Herrick smiled and patted her hand affectionately.
“You will give me no peace until I do, so I will go,” he said.
It was a sober little crowd that sat around the dining-room table at Athens that night. Though their joy had been very great at the safe coming of Hard and Clara in Mendoza’s car, it had been tinged with gloom at the non-arrival of Scott and Polly. Jimmy Adams was reported much improved.
“That Chinaman doesn’t cook any more,” confided Mrs. Van to Clara. “He’s had a rise in life and he just sits and meditates. Awful people to meditate—the Chinese. What they find to think about I can’t see, but it seems to make ’em happy.”
Clara’s mind, however, was upon the absent. “I can’t see what could have happened to them.

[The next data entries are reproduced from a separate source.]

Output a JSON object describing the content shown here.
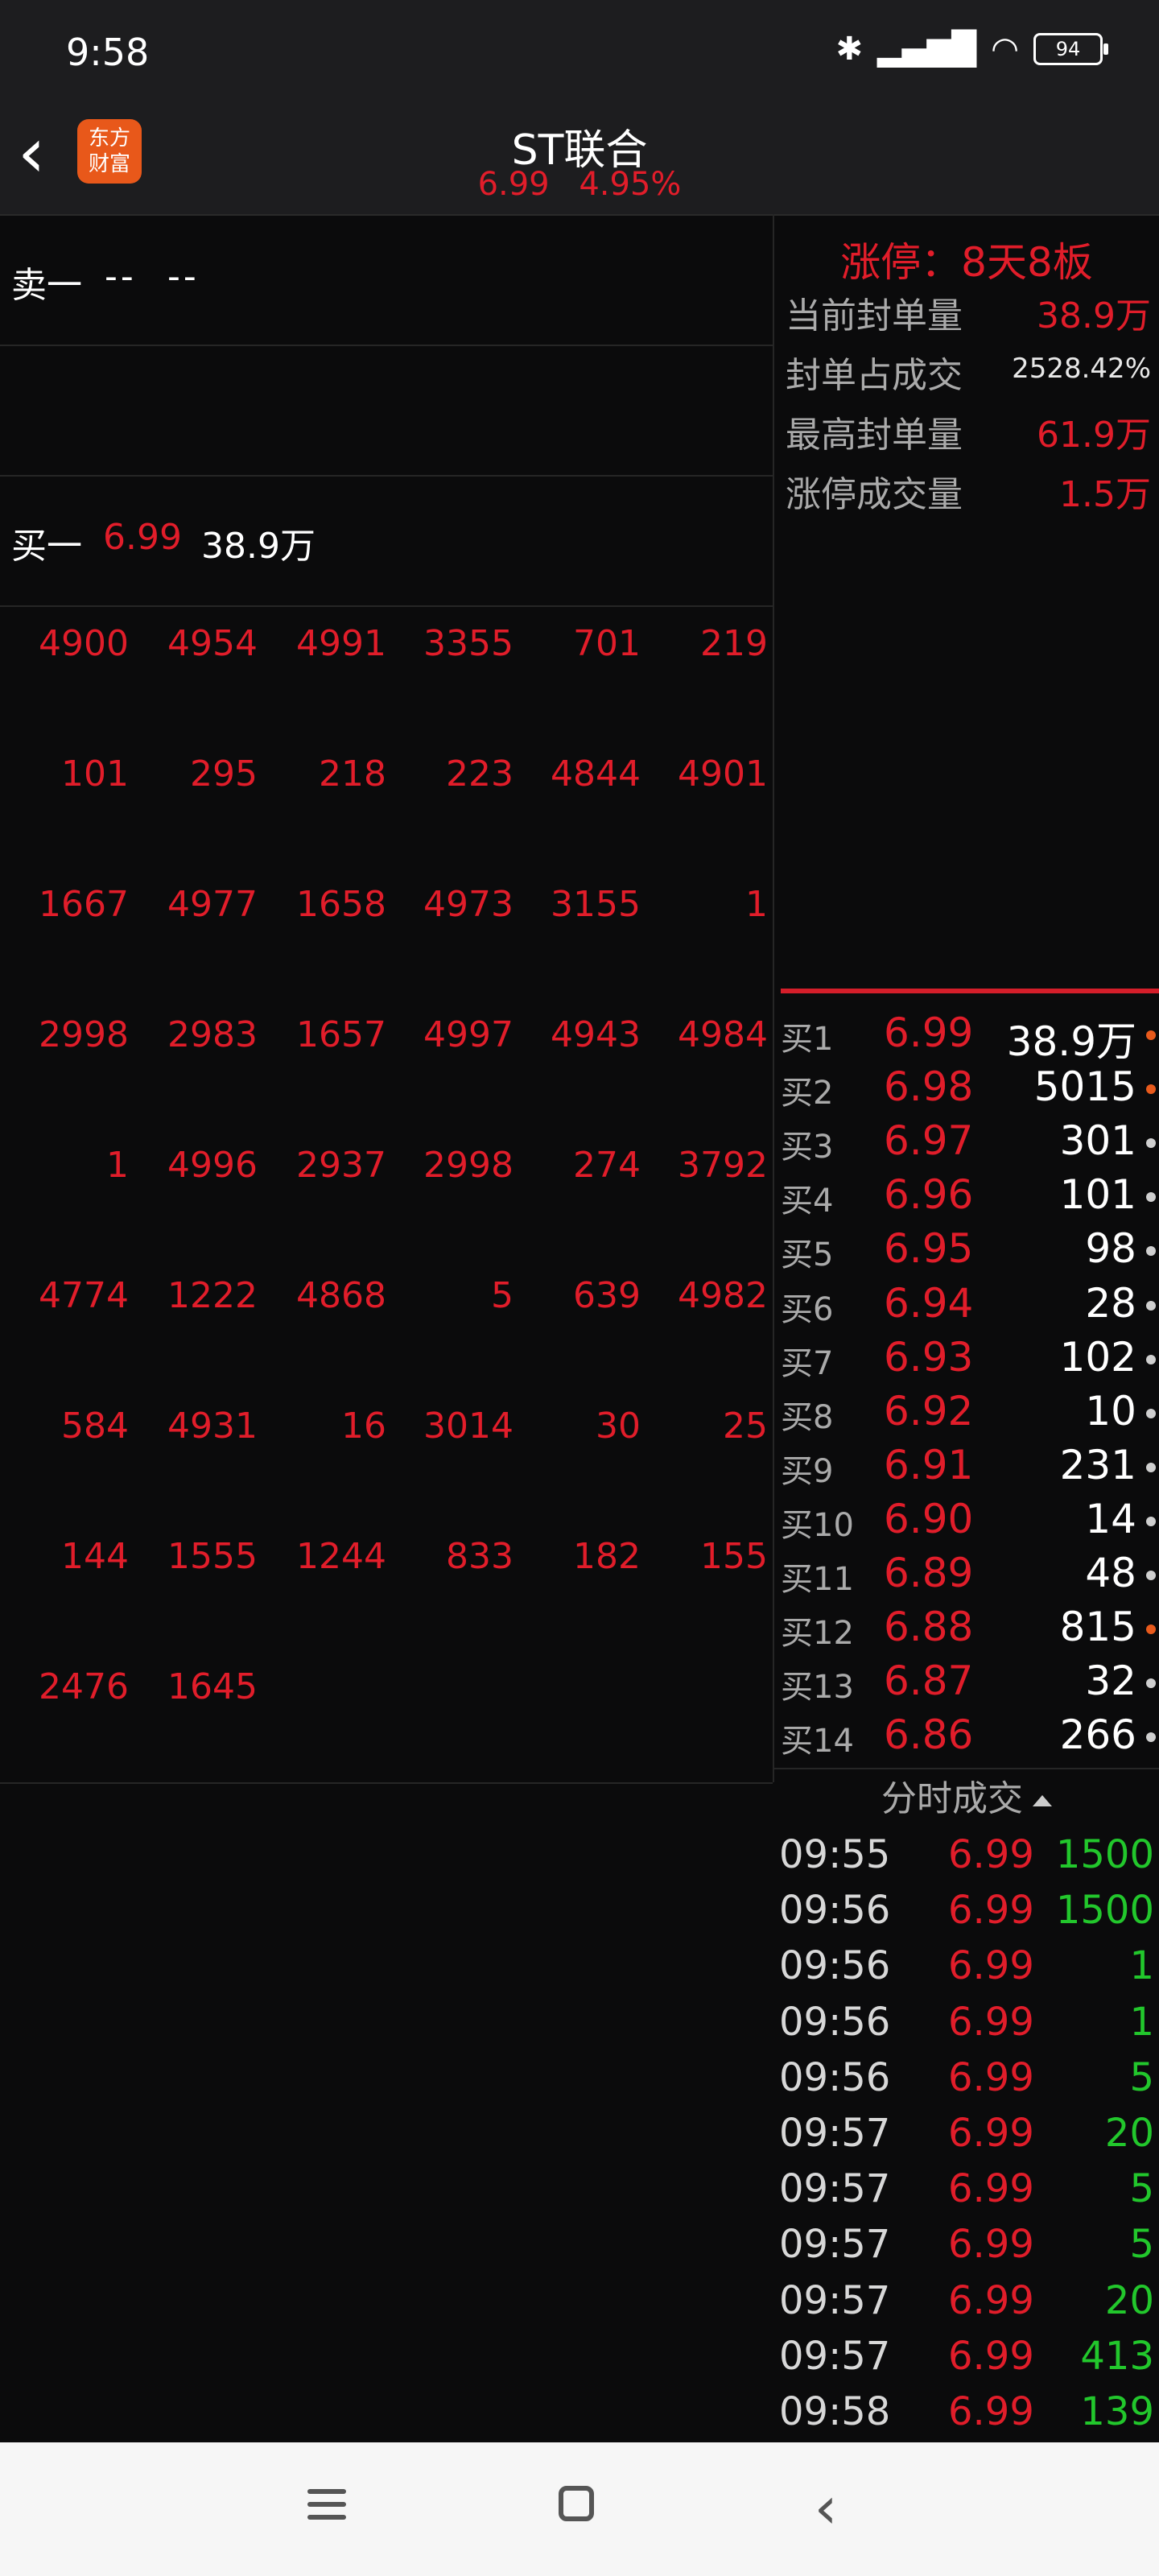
{
  "status_bar": {
    "time": "9:58",
    "battery": "94"
  },
  "header": {
    "logo_text_line1": "东方",
    "logo_text_line2": "财富",
    "title": "ST联合",
    "price": "6.99",
    "change_pct": "4.95%"
  },
  "order_book": {
    "sell1": {
      "label": "卖一",
      "price": "--",
      "volume": "--"
    },
    "buy1": {
      "label": "买一",
      "price": "6.99",
      "volume": "38.9万"
    }
  },
  "queue_orders": [
    [
      "4900",
      "4954",
      "4991",
      "3355",
      "701",
      "219"
    ],
    [
      "101",
      "295",
      "218",
      "223",
      "4844",
      "4901"
    ],
    [
      "1667",
      "4977",
      "1658",
      "4973",
      "3155",
      "1"
    ],
    [
      "2998",
      "2983",
      "1657",
      "4997",
      "4943",
      "4984"
    ],
    [
      "1",
      "4996",
      "2937",
      "2998",
      "274",
      "3792"
    ],
    [
      "4774",
      "1222",
      "4868",
      "5",
      "639",
      "4982"
    ],
    [
      "584",
      "4931",
      "16",
      "3014",
      "30",
      "25"
    ],
    [
      "144",
      "1555",
      "1244",
      "833",
      "182",
      "155"
    ],
    [
      "2476",
      "1645"
    ]
  ],
  "limit_up": {
    "title": "涨停：8天8板",
    "stats": [
      {
        "label": "当前封单量",
        "value": "38.9万"
      },
      {
        "label": "封单占成交",
        "value": "2528.42%"
      },
      {
        "label": "最高封单量",
        "value": "61.9万"
      },
      {
        "label": "涨停成交量",
        "value": "1.5万"
      }
    ]
  },
  "bids": [
    {
      "label": "买1",
      "price": "6.99",
      "volume": "38.9万",
      "dot": "#e85a1c"
    },
    {
      "label": "买2",
      "price": "6.98",
      "volume": "5015",
      "dot": "#e85a1c"
    },
    {
      "label": "买3",
      "price": "6.97",
      "volume": "301",
      "dot": "#cfcfcf"
    },
    {
      "label": "买4",
      "price": "6.96",
      "volume": "101",
      "dot": "#cfcfcf"
    },
    {
      "label": "买5",
      "price": "6.95",
      "volume": "98",
      "dot": "#cfcfcf"
    },
    {
      "label": "买6",
      "price": "6.94",
      "volume": "28",
      "dot": "#cfcfcf"
    },
    {
      "label": "买7",
      "price": "6.93",
      "volume": "102",
      "dot": "#cfcfcf"
    },
    {
      "label": "买8",
      "price": "6.92",
      "volume": "10",
      "dot": "#cfcfcf"
    },
    {
      "label": "买9",
      "price": "6.91",
      "volume": "231",
      "dot": "#cfcfcf"
    },
    {
      "label": "买10",
      "price": "6.90",
      "volume": "14",
      "dot": "#cfcfcf"
    },
    {
      "label": "买11",
      "price": "6.89",
      "volume": "48",
      "dot": "#cfcfcf"
    },
    {
      "label": "买12",
      "price": "6.88",
      "volume": "815",
      "dot": "#e85a1c"
    },
    {
      "label": "买13",
      "price": "6.87",
      "volume": "32",
      "dot": "#cfcfcf"
    },
    {
      "label": "买14",
      "price": "6.86",
      "volume": "266",
      "dot": "#cfcfcf"
    }
  ],
  "ticks_header": "分时成交",
  "ticks": [
    {
      "time": "09:55",
      "price": "6.99",
      "volume": "1500"
    },
    {
      "time": "09:56",
      "price": "6.99",
      "volume": "1500"
    },
    {
      "time": "09:56",
      "price": "6.99",
      "volume": "1"
    },
    {
      "time": "09:56",
      "price": "6.99",
      "volume": "1"
    },
    {
      "time": "09:56",
      "price": "6.99",
      "volume": "5"
    },
    {
      "time": "09:57",
      "price": "6.99",
      "volume": "20"
    },
    {
      "time": "09:57",
      "price": "6.99",
      "volume": "5"
    },
    {
      "time": "09:57",
      "price": "6.99",
      "volume": "5"
    },
    {
      "time": "09:57",
      "price": "6.99",
      "volume": "20"
    },
    {
      "time": "09:57",
      "price": "6.99",
      "volume": "413"
    },
    {
      "time": "09:58",
      "price": "6.99",
      "volume": "139"
    }
  ],
  "colors": {
    "up": "#e11d2a",
    "trade_volume": "#22c72c",
    "limit_bar": "#d51e2a"
  }
}
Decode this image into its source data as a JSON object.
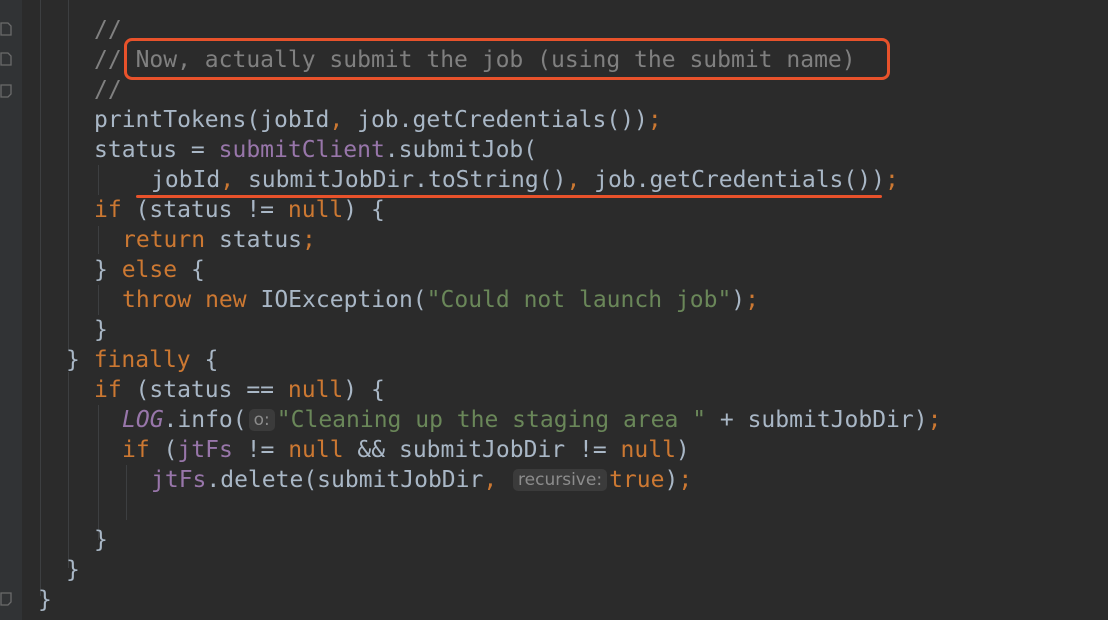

They didn’t fall in with Angel Gonzales, that we know,” she said. “I’m dreadfully worried about them.”
“Hello!” It was O’Grady’s voice. “Here comes horses down the road—two of them. I believe it’s our folks.” And he bolted out into the moonlight, followed by the others.
It was, and a more exhausted and bedraggled couple it would have been hard to find.
“Look like a pair of forty-niners,” said O’Grady, “on the last lap of the trip.”
Scott rolled out of the saddle while Hard lifted Polly to her feet.